Chapter 5 · CORE

Structured Memory Systems

📄 05_structured_memory_systems.md 🏷 Core

Chapter 5: Structured Memory Systems

In the previous chapter, Interleaved Thinking, we taught our agent to "think" before it acts. It can now plan complex tasks and catch its own mistakes.

However, we still have a major flaw. As soon as the script finishes running, the agent forgets everything. If you tell the agent your name is "Sarah" today, and come back tomorrow, it will ask: "Who are you?"

The Problem: The "50 First Dates" Syndrome

Current LLMs have Amnesia.

The Context Window (RAM): This is the agent's "working memory." It is fast and smart, but it is volatile.

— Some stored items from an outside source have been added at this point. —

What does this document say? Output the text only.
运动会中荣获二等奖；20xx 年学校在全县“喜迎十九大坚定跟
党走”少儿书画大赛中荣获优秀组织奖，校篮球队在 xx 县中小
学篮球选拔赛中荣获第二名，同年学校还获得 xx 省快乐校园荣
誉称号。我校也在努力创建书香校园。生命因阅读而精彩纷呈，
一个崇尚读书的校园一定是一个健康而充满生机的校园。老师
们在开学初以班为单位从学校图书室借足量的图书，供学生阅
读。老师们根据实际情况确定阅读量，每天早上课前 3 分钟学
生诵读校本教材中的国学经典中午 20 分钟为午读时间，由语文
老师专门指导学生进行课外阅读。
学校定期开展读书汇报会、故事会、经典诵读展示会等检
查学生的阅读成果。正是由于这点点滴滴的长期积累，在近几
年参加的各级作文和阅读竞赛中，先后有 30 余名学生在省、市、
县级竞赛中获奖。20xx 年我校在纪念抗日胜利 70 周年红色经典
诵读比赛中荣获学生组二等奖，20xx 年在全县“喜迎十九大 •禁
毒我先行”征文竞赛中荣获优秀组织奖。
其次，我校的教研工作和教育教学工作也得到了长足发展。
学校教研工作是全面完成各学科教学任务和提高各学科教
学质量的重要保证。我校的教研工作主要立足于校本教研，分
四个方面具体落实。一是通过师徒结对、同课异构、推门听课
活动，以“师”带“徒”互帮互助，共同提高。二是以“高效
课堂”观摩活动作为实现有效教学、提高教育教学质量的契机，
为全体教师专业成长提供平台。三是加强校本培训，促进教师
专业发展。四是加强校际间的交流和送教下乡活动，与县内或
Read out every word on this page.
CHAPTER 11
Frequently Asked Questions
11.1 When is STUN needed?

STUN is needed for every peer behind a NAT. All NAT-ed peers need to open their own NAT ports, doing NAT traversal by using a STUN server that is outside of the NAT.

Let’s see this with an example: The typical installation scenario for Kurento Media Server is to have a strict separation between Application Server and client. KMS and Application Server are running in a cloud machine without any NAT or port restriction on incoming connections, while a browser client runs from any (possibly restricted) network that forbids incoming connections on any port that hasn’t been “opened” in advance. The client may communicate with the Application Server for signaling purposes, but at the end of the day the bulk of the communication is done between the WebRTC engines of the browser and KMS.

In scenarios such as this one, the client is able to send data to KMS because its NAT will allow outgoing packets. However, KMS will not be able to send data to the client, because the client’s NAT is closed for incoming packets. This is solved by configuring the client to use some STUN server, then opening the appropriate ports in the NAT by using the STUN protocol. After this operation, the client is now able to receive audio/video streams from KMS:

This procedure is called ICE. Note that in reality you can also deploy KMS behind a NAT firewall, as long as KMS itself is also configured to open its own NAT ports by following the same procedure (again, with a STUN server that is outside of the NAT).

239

When you close the chat, the RAM is wiped.
The Persistence Layer (Hard Drive): To make an agent truly useful, we need a way to store facts permanently and retrieve them later.

Use Case: The Family Doctor Agent

Imagine you are building a medical assistant.

Session 1 (Monday): You tell the agent, "I am severely allergic to penicillin."
Session 2 (Friday): You ask, "I have a strep throat, what should I take?"

Without Memory: The agent sees "Strep throat" -> retrieves standard medical advice -> Suggests Amoxicillin (a penicillin derivative). This is dangerous.

With Memory: The agent looks up your profile -> sees "Allergy: Penicillin" -> Suggests Azithromycin instead.

In this chapter, we will build a Structured Memory System to save the agent from making dangerous mistakes.

Key Concepts

We don't just want to save the entire chat log (that's messy and expensive). We want to save Structured Facts.

1. The Append-Only Log (The Journal)

The simplest memory. We just write down everything that happened in a file (usually .jsonl). It is perfect for auditing, but hard for the AI to read quickly because it gets too long.

2. The Semantic Search (The Librarian)

We turn text into numbers (vectors). When you ask a question, the system finds past notes that "sound similar" to your question. This is often called RAG (Retrieval-Augmented Generation).

3. The Knowledge Graph (The Mind Map)

This is the most powerful form of structured memory. We store specific relationships between entities.

Subject: Sarah
Predicate: HAS_ALLERGY
Object: Peanuts

This structure allows the agent to answer specific questions like "What is Sarah allergic to?" with 100% accuracy, rather than guessing.

Building a Fact-Based Memory System

Let's build a simple Knowledge Graph system for our Doctor Agent. We will treat memory as a Tool that the agent can read from and write to.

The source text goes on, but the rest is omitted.